Sorry if this is TMI people, but it's what's going on. I'm crying, I miss my dad, I miss my grandmas, my grandpa, my sanity. Summer school has been cancelled and I'm worrying about money for this summer like crazy. People are sending back my resumes. I'm ready to throw in the towel on teaching. Maybe I should do what Veleska is doing.

In short, I'm a basket case now. My fibromyalgia is also acting up big time.

The only good news is I've lost a little more weight. I don't have a secret. I'm eating very few carbs, a lot of salads and probably turning slightly green. I've cut my caloric intake down quite a bit. Still haven't started exercising though. Eating much more healthy. Which is good because after what's happened to D, I am terrified for my poor heart and arteries. All those years of abuse...food abuse that is. At least I didn't/don't smoke and rarely drink. Although maybe I should start drinking. My BP has always been low too, which is good I guess.

Am working Monday; some teacher caught me leaving Friday and asked me to work for her. I think I must look trustworthy or something. A lot of teachers have been requesting me lately. The saddest thing is I know I'd be a very good teacher; the economy is just so bad there's NOTHING out there now. I feel like a broken record; like all my blogs are the same.

I'm really happy for S and D and the news that perhaps soon they shall be ONE....haha. Seriously, what wonderful news. :D

At least there's that! Because I've got hormones running amuck in me making me feel like it's all so worthless.

When is it my turn? When do I get to meet someone wonderful? I know, I know, I have to 'get out there." When someone can figure out where OUT is, I'll go there.

School is out on the 19th. I don't know how much I'll work - some schools run all year - through the summer, so I might work a little. Who knows and who cares.

I'm so ready to delete this blog. This is the ugly, sad, self-pitying part of me. Not pretty huh?

2 comments:

veleska1970 said...

gosh, with all that you're going through right now i don't know how you haven't lost your sanity.

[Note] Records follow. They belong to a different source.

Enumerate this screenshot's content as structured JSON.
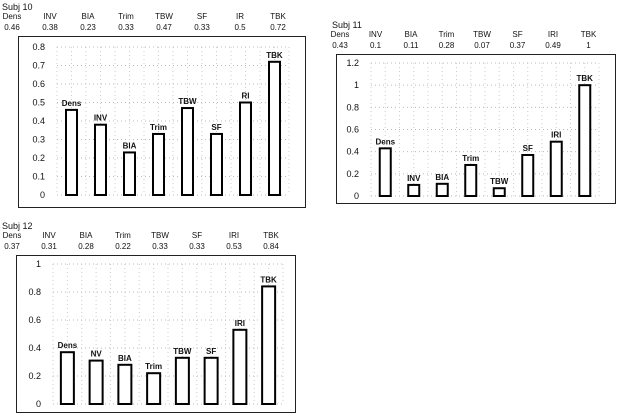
{
  "chart_data": [
    {
      "type": "bar",
      "title": "Subj 10",
      "categories": [
        "Dens",
        "INV",
        "BIA",
        "Trim",
        "TBW",
        "SF",
        "IR",
        "TBK"
      ],
      "bar_labels": [
        "Dens",
        "INV",
        "BIA",
        "Trim",
        "TBW",
        "SF",
        "RI",
        "TBK"
      ],
      "header_values": [
        "0.46",
        "0.38",
        "0.23",
        "0.33",
        "0.47",
        "0.33",
        "0.5",
        "0.72"
      ],
      "values": [
        0.46,
        0.38,
        0.23,
        0.33,
        0.47,
        0.33,
        0.5,
        0.72
      ],
      "yticks": [
        "0.8",
        "0.7",
        "0.6",
        "0.5",
        "0.4",
        "0.3",
        "0.2",
        "0.1",
        "0"
      ],
      "ylim": [
        0,
        0.8
      ],
      "grid": true,
      "xlabel": "",
      "ylabel": ""
    },
    {
      "type": "bar",
      "title": "Subj 11",
      "categories": [
        "Dens",
        "INV",
        "BIA",
        "Trim",
        "TBW",
        "SF",
        "IRI",
        "TBK"
      ],
      "bar_labels": [
        "Dens",
        "INV",
        "BIA",
        "Trim",
        "TBW",
        "SF",
        "IRI",
        "TBK"
      ],
      "header_values": [
        "0.43",
        "0.1",
        "0.11",
        "0.28",
        "0.07",
        "0.37",
        "0.49",
        "1"
      ],
      "values": [
        0.43,
        0.1,
        0.11,
        0.28,
        0.07,
        0.37,
        0.49,
        1.0
      ],
      "yticks": [
        "1.2",
        "1",
        "0.8",
        "0.6",
        "0.4",
        "0.2",
        "0"
      ],
      "ylim": [
        0,
        1.2
      ],
      "grid": true,
      "xlabel": "",
      "ylabel": ""
    },
    {
      "type": "bar",
      "title": "Subj 12",
      "categories": [
        "Dens",
        "INV",
        "BIA",
        "Trim",
        "TBW",
        "SF",
        "IRI",
        "TBK"
      ],
      "bar_labels": [
        "Dens",
        "NV",
        "BIA",
        "Trim",
        "TBW",
        "SF",
        "IRI",
        "TBK"
      ],
      "header_values": [
        "0.37",
        "0.31",
        "0.28",
        "0.22",
        "0.33",
        "0.33",
        "0.53",
        "0.84"
      ],
      "values": [
        0.37,
        0.31,
        0.28,
        0.22,
        0.33,
        0.33,
        0.53,
        0.84
      ],
      "yticks": [
        "1",
        "0.8",
        "0.6",
        "0.4",
        "0.2",
        "0"
      ],
      "ylim": [
        0,
        1.0
      ],
      "grid": true,
      "xlabel": "",
      "ylabel": ""
    }
  ]
}
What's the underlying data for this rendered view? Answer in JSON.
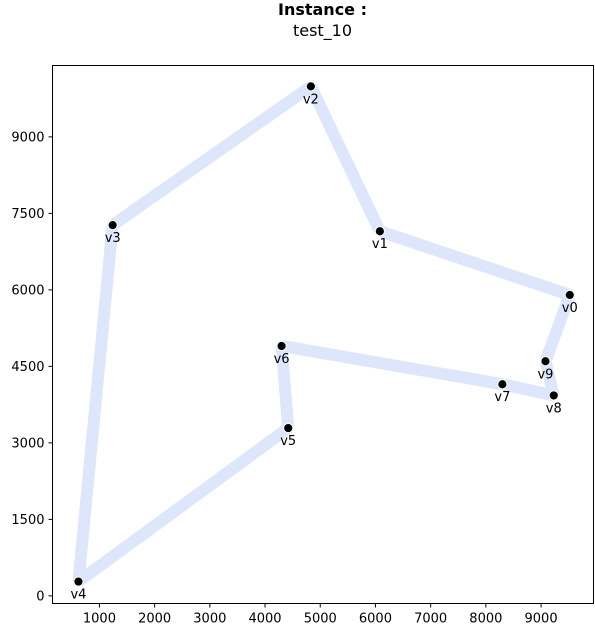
{
  "chart_data": {
    "type": "scatter",
    "title": "Instance :",
    "subtitle": "test_10",
    "xlabel": "",
    "ylabel": "",
    "xlim": [
      150,
      9950
    ],
    "ylim": [
      -150,
      10400
    ],
    "xticks": [
      1000,
      2000,
      3000,
      4000,
      5000,
      6000,
      7000,
      8000,
      9000
    ],
    "yticks": [
      0,
      1500,
      3000,
      4500,
      6000,
      7500,
      9000
    ],
    "grid": false,
    "route_color": "#dde6fa",
    "point_color": "#000000",
    "points": [
      {
        "name": "v0",
        "x": 9520,
        "y": 5900
      },
      {
        "name": "v1",
        "x": 6080,
        "y": 7150
      },
      {
        "name": "v2",
        "x": 4830,
        "y": 9990
      },
      {
        "name": "v3",
        "x": 1240,
        "y": 7270
      },
      {
        "name": "v4",
        "x": 620,
        "y": 280
      },
      {
        "name": "v5",
        "x": 4420,
        "y": 3290
      },
      {
        "name": "v6",
        "x": 4300,
        "y": 4900
      },
      {
        "name": "v7",
        "x": 8300,
        "y": 4150
      },
      {
        "name": "v8",
        "x": 9230,
        "y": 3930
      },
      {
        "name": "v9",
        "x": 9080,
        "y": 4600
      }
    ],
    "tour": [
      "v0",
      "v1",
      "v2",
      "v3",
      "v4",
      "v5",
      "v6",
      "v7",
      "v8",
      "v9",
      "v0"
    ]
  }
}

i hope you're feeling better soon, sweetie. and please DO NOT delete your blog!!

General Catz said...

don't delete! no delete!

I'm sorry you're feeling so shit. Everyone always seems to pile up at once, doesn't it? i'm glad you're changing your diet, i dont' know why i'm taking so long to change mine. but that is something positive going on in your life, be glad for it.

i am glad you've got some work. but how can they cancel summer school? does that mean all those kids have to redo a year?